Although other drugs target interleukin-23, Jaime said, Stelara is unique in targeting both cytokines.
He revealed that a benefit of the Stelara drug is, as multiple immune-mediated inflammatory conditions make use of these pathways, it can be indicated for several diseases. It has therefore been approved for various other conditions such as Crohn’s disease (in the EU, US and Australia etc.), plaque psoriasis and psoriatic arthritis, demonstrating its range of applications. In addition, Stelara is being investigated for the treatment of systemic lupus erythematosus
Challenges from the research
Jaime commented that the challenges faced during the course of the Stelara research into ulcerative colitis are similar to any other biologic.
The main complication, according to Jaime, is finding a balance between the efficacy, safety and convenience of the drug. It is most important to identify the minimal effective dose, the required frequency of administration and to ensure that it is safe to use from a long-term perspective, he said.
However, Jaime remarked, when carrying out the R&D for the drug, each of these requirements were met. He also emphasised that, in his opinion, “Stelara is probably the safest biologic on the market.”
How Stelara is unique
Compared to conventional steroid treatments, Stelara has “far fewer adverse effects,” according to Jaime.
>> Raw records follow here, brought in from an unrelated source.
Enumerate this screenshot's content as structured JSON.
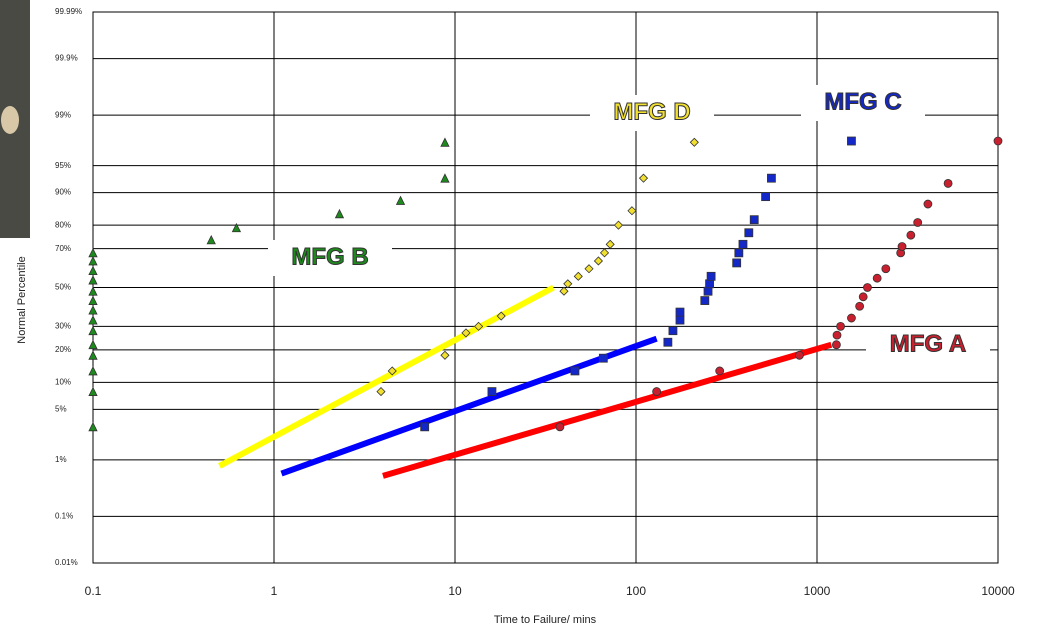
{
  "chart_data": {
    "type": "probability-scatter",
    "x_label": "Time to Failure/ mins",
    "y_label": "Normal Percentile",
    "xscale": "log",
    "yscale": "probit",
    "grid": true,
    "xlim": [
      0.1,
      10000
    ],
    "xticks": [
      0.1,
      1,
      10,
      100,
      1000,
      10000
    ],
    "ylim": [
      0.01,
      99.99
    ],
    "yticks": [
      {
        "value": 0.01,
        "label": "0.01%"
      },
      {
        "value": 0.1,
        "label": "0.1%"
      },
      {
        "value": 1,
        "label": "1%"
      },
      {
        "value": 5,
        "label": "5%"
      },
      {
        "value": 10,
        "label": "10%"
      },
      {
        "value": 20,
        "label": "20%"
      },
      {
        "value": 30,
        "label": "30%"
      },
      {
        "value": 50,
        "label": "50%"
      },
      {
        "value": 70,
        "label": "70%"
      },
      {
        "value": 80,
        "label": "80%"
      },
      {
        "value": 90,
        "label": "90%"
      },
      {
        "value": 95,
        "label": "95%"
      },
      {
        "value": 99,
        "label": "99%"
      },
      {
        "value": 99.9,
        "label": "99.9%"
      },
      {
        "value": 99.99,
        "label": "99.99%"
      }
    ],
    "series": [
      {
        "name": "MFG A",
        "color": "#c8202e",
        "marker": "circle",
        "x": [
          38,
          130,
          290,
          800,
          1280,
          1290,
          1350,
          1550,
          1720,
          1800,
          1900,
          2150,
          2400,
          2900,
          2950,
          3300,
          3600,
          4100,
          5300,
          10000
        ],
        "values": [
          3,
          8,
          13,
          18,
          22,
          26,
          30,
          34,
          40,
          45,
          50,
          55,
          60,
          68,
          71,
          76,
          81,
          87,
          92,
          97.6
        ]
      },
      {
        "name": "MFG B",
        "color": "#1e8a1e",
        "marker": "triangle",
        "x": [
          0.1,
          0.1,
          0.1,
          0.1,
          0.1,
          0.1,
          0.1,
          0.1,
          0.1,
          0.1,
          0.1,
          0.1,
          0.1,
          0.1,
          0.45,
          0.62,
          2.3,
          5,
          8.8,
          8.8
        ],
        "values": [
          3,
          8,
          13,
          18,
          22,
          28,
          33,
          38,
          43,
          48,
          54,
          59,
          64,
          68,
          74,
          79,
          84,
          88,
          93,
          97.5
        ]
      },
      {
        "name": "MFG C",
        "color": "#1428c8",
        "marker": "square",
        "x": [
          6.8,
          16,
          46,
          66,
          150,
          160,
          175,
          175,
          240,
          250,
          255,
          260,
          360,
          370,
          390,
          420,
          450,
          520,
          560,
          1550
        ],
        "values": [
          3,
          8,
          13,
          17,
          23,
          28,
          33,
          37,
          43,
          48,
          52,
          56,
          63,
          68,
          72,
          77,
          82,
          89,
          93,
          97.6
        ]
      },
      {
        "name": "MFG D",
        "color": "#f2e030",
        "marker": "diamond",
        "x": [
          3.9,
          4.5,
          8.8,
          11.5,
          13.5,
          18,
          40,
          42,
          48,
          55,
          62,
          67,
          72,
          80,
          95,
          110,
          210
        ],
        "values": [
          8,
          13,
          18,
          27,
          30,
          35,
          48,
          52,
          56,
          60,
          64,
          68,
          72,
          80,
          85,
          93,
          97.5
        ]
      }
    ],
    "fit_lines": [
      {
        "color": "#ff0000",
        "x": [
          4,
          1200
        ],
        "values": [
          0.55,
          22
        ]
      },
      {
        "color": "#0000ff",
        "x": [
          1.1,
          130
        ],
        "values": [
          0.6,
          24.5
        ]
      },
      {
        "color": "#ffff00",
        "x": [
          0.5,
          35
        ],
        "values": [
          0.8,
          50
        ]
      }
    ]
  }
}
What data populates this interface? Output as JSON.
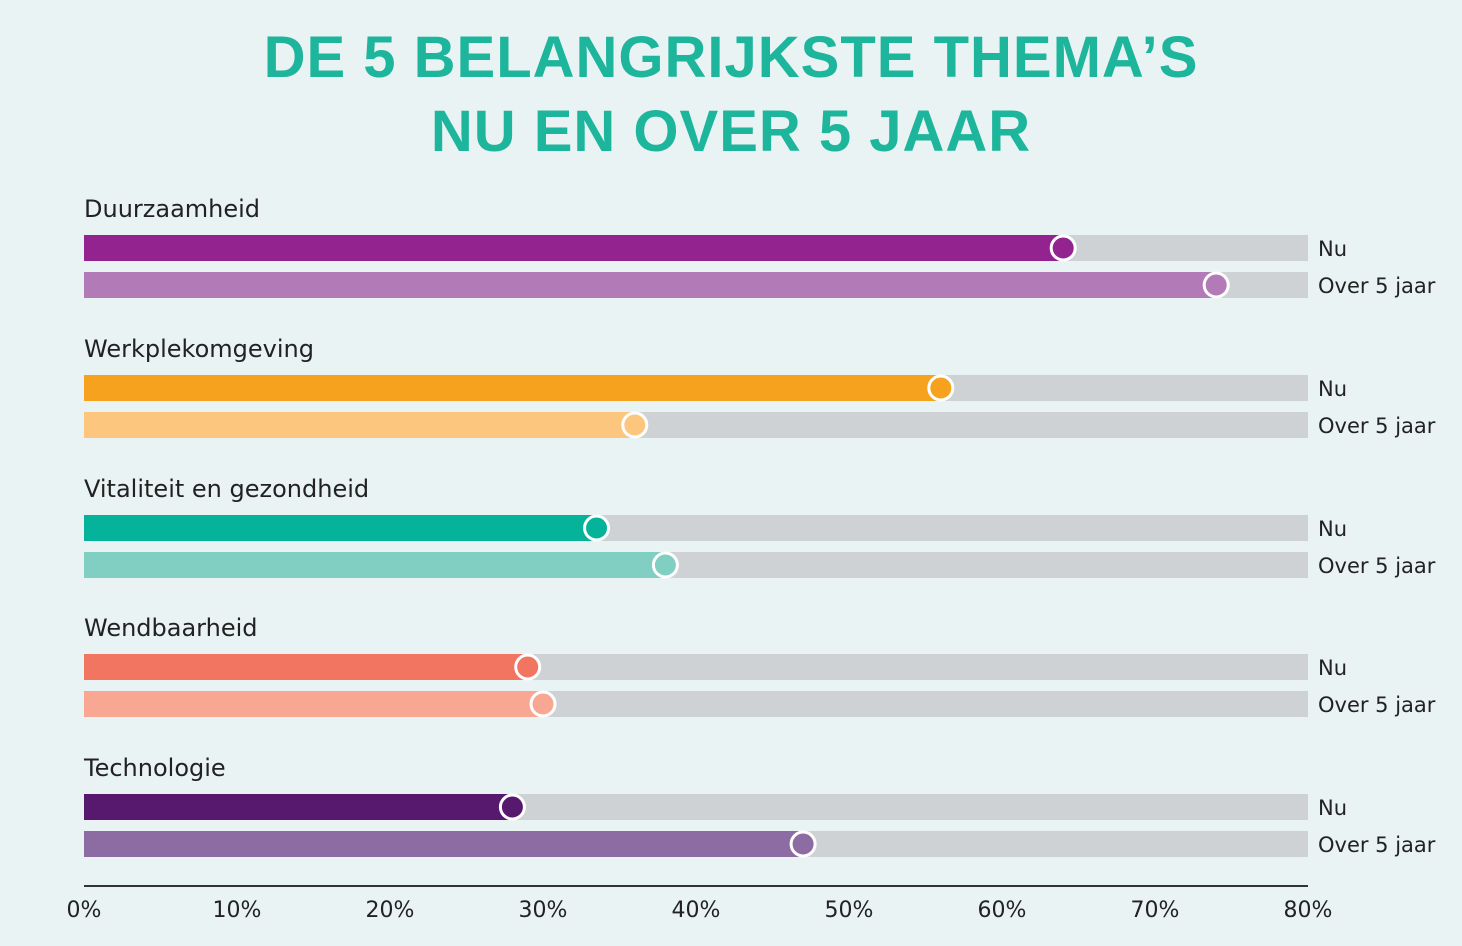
{
  "chart_data": {
    "type": "bar",
    "orientation": "horizontal",
    "title_lines": [
      "DE 5 BELANGRIJKSTE THEMA’S",
      "NU EN OVER 5 JAAR"
    ],
    "categories": [
      "Duurzaamheid",
      "Werkplekomgeving",
      "Vitaliteit en gezondheid",
      "Wendbaarheid",
      "Technologie"
    ],
    "series_labels": [
      "Nu",
      "Over 5 jaar"
    ],
    "values": [
      {
        "nu": 64,
        "over5": 74
      },
      {
        "nu": 56,
        "over5": 36
      },
      {
        "nu": 33.5,
        "over5": 38
      },
      {
        "nu": 29,
        "over5": 30
      },
      {
        "nu": 28,
        "over5": 47
      }
    ],
    "colors": [
      {
        "nu": "#93238f",
        "over5": "#b27ab7"
      },
      {
        "nu": "#f6a21e",
        "over5": "#fcc67f"
      },
      {
        "nu": "#05b39a",
        "over5": "#80cfc2"
      },
      {
        "nu": "#f27561",
        "over5": "#f8a792"
      },
      {
        "nu": "#57196e",
        "over5": "#8c6ca2"
      }
    ],
    "track_color": "#cfd2d5",
    "xlim": [
      0,
      80
    ],
    "xticks": [
      "0%",
      "10%",
      "20%",
      "30%",
      "40%",
      "50%",
      "60%",
      "70%",
      "80%"
    ],
    "grid": false
  }
}
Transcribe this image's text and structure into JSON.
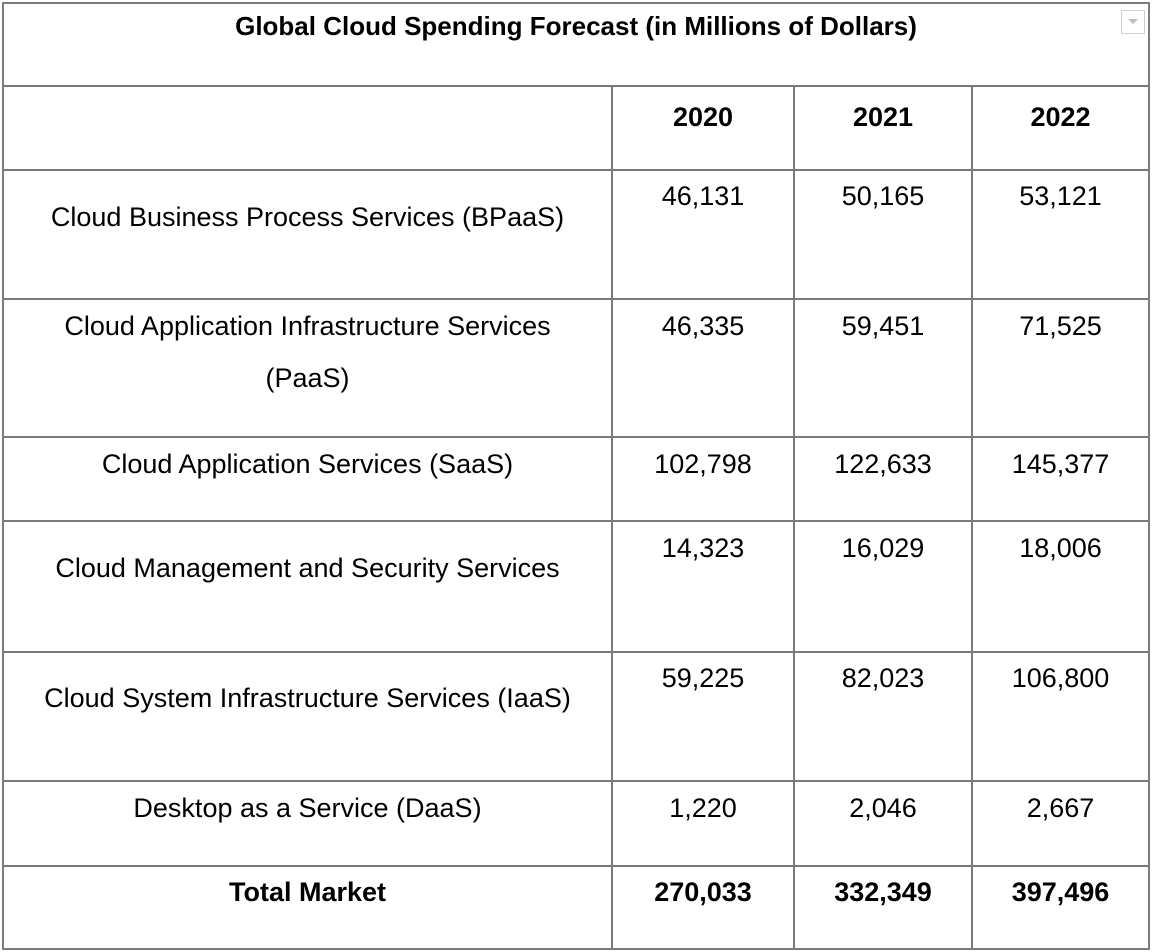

He explained that traditional therapies frequently cause adverse events, including increased risk of infections and cancer.
Another feature that sets Stelara apart from other treatment options is that the vast majority of patients are corticosteroid free when in remission; whereas many other biologics still require some concomitant treatment in order to maintain their efficacy.
The main complication… is finding a balance between the efficacy, safety and convenience of the drug”
Jaime said that Stelara offers ulcerative colitis patients more hope to alleviate their symptoms, but pointed out that this is still not enough; there are still “many unmet needs”.
Ultimately, the drug is an attractive option for patients who suffer from ulcerative colitis, due to its benefits, but further developments must still be made.
How treatments will develop
Jaime maintained that treatments for ulcerative colitis patients will continue to evolve in the future to meet this requirement, but the next step in the development pipeline must be a treatment that controls the durability of response.
Currently, a Phase III programme for guselkumab is being finalised, which Jaime expects will deliver even higher efficacy than Stelara. “The future is really bright for these patients”.
Conclusion
Stelara offers patients an effective treatment option for the symptoms of ulcerative colitis, among other immune-mediated inflammatory diseases. Its new indication demonstrates its high efficacy and safety profile, according to the regulators.
However, as it is not a curative treatment, Jaime clarified that there is still research to be done in order to further improve the lives of patients.